Despite all the efforts that have been made in the search for an effective treatment, the most effective measures for containing the virus are the WHO recommendations, such as social isolation, broad testing and home quarantine 28. In a recent editorial, the Lancet pointed out that countries with a lethargic adoption of these recommendations at the initial phase were more drastically affected by the number of patients and deaths, as is the case of the United Kingdom, the United States and Sweden 31. Brazil is also cited in the editorial, highlighting the weak response of its current president facing the SARS-CoV-2 pandemic. The article emphasizes that countries with fragile health systems should be overburdened soon if the infection is not contained. Despite the existence of few published clinical trials included in our meta-analysis, we believe that the use of HCQ is of paramount importance to prevent patients harboring COVID-19 with moderate symptoms to progress to severe symptoms. Mitigating the intensity of the symptoms would benefit the health systems, reducing the need for intensive care and the use of ventilators.

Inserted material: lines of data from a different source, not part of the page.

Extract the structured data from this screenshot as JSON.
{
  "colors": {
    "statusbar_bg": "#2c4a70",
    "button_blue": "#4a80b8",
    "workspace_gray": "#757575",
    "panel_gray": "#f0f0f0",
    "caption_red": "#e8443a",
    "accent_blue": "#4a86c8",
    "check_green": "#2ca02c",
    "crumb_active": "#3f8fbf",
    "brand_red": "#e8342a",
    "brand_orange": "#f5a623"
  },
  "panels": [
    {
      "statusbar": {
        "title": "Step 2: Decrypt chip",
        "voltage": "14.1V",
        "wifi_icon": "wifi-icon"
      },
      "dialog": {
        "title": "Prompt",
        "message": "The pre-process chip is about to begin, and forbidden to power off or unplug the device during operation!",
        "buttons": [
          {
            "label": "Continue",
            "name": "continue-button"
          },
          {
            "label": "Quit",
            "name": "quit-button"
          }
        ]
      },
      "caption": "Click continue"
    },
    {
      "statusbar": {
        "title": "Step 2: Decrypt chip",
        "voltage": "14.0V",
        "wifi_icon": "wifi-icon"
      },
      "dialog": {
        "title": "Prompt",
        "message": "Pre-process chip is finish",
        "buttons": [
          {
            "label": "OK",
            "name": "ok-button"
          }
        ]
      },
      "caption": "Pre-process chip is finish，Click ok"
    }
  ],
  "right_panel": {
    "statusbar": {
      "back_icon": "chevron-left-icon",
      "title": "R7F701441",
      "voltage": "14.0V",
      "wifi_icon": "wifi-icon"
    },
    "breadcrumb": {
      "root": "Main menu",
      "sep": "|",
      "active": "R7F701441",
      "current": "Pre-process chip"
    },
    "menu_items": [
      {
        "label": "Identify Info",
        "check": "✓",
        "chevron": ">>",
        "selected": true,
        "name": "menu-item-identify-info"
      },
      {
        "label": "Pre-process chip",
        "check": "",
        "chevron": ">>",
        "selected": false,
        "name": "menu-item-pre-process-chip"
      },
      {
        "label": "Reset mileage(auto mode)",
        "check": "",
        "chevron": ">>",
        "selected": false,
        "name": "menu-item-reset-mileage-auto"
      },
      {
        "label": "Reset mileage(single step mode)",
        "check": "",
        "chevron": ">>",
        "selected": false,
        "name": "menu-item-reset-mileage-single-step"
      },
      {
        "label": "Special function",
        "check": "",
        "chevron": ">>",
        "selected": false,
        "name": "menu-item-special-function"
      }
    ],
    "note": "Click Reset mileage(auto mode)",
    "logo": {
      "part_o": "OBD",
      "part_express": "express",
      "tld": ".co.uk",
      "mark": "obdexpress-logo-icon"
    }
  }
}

According to the WHO, there are more than 40 studies of candidate vaccines against COVID-19, all in the development stage and being performed by teams from all over the world. As long as an effective vaccine is not developed, using existing drugs seems very attractive, since the development of a new drug can take years. HCQ is among these drugs, however, more clinical trials are still needed to validate its effectiveness for COVID-19. Designs of available clinical trials that have been included in this meta-analysis have important weaknesses that need to be considered. The studies did not perform tests of excellence as a randomized, multicenter, double-blind clinical trial. In addition, they do not meet the quality standards, especially with regard to patient screening. These deficiencies prevent its results from providing substantial evidence about the efficacy of hydroxychloroquine in the treatment of COVID-19. In spite of the result of this meta-analysis has suggested benefits for the use of hydroxychloroquine, the literature does not have studies that really demonstrate the superiority of this drug in controlling the pandemic. There are ongoing clinical studies, involving a large number of patients, which will provide more consistent evidence about the best treatment to use, which will help to establish individual treatment plans, where side effects are considered and the clinical status of each patient.